His role, Fr Tony wrote in his book Disturbing the Dust, was not to save the Dalits or even necessarily change their lives, but to simply “be present with the people on the hard edges”.
Fr Tony has maintained a steadfast presence while engaging in tireless social activism.
He has advocated for the Dalits in criminal, educational, health and land rights disputes, and spoken out against their exploitation by coal mining and logging companies.
“I to a certain degree entered their world, and have treated them as equals, with respect and dignity. I haven’t set up anything big for them, but I have made a thousand trips to police stations and hospitals to break through the prejudices against them,” he writes.

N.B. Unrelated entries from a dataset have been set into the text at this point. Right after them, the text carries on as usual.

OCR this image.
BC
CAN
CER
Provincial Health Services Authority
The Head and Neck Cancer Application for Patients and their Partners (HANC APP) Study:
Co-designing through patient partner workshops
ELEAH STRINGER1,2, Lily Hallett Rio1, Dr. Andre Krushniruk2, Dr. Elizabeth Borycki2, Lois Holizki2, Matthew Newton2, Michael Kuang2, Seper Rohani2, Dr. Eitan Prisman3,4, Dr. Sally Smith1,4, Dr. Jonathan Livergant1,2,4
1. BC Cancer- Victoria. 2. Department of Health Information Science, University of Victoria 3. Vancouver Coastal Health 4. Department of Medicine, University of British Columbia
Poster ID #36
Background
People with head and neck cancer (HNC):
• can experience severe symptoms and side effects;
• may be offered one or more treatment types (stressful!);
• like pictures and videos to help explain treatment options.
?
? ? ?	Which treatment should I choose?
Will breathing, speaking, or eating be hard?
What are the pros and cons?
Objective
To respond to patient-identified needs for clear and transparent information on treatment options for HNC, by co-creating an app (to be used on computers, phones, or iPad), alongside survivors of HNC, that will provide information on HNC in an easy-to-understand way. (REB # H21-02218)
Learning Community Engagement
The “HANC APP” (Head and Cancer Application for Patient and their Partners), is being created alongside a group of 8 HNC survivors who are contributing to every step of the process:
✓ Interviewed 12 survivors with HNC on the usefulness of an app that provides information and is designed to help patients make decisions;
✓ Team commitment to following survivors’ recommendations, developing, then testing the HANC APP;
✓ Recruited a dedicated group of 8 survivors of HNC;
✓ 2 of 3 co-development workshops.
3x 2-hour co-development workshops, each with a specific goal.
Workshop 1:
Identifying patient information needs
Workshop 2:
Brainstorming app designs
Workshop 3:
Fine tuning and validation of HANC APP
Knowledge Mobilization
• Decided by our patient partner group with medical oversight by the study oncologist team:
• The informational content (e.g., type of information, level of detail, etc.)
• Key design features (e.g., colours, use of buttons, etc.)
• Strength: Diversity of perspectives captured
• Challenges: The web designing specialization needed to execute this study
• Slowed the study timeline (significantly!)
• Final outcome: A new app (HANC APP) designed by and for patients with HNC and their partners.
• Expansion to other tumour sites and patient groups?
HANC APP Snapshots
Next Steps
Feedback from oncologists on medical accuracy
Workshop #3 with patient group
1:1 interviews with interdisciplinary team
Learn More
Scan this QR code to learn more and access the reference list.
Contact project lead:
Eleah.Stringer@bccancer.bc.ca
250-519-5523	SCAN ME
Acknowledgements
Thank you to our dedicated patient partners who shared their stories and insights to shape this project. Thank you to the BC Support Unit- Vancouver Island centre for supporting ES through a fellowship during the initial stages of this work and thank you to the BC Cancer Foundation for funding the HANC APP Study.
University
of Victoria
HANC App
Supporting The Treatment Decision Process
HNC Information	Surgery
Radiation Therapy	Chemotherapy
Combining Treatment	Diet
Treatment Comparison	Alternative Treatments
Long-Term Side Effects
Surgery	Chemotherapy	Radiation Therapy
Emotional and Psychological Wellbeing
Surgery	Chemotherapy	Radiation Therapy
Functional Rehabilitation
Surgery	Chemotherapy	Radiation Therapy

On a practical level, Fr Tony’s ministry has overseen the implementation of life-changing health and educational programs, the creation of women’s savings groups and the reclamation of disputed land.
Perhaps most poignantly, it has affected a gradual change among the Dalits, from the limitations imposed due to their caste identity to one which values self-respect and empowerment.
Today Fr Tony’s work with the Utthan Uplift Project is empowering Dalit people by opening up new ways to overcome stigma, access education and gain opportunity. As schools closed during the COVID-19 pandemic, the Uplift Project responded by opening Tuition Centres to provide daily lessons, so children wouldn’t miss out (or drop out) of school.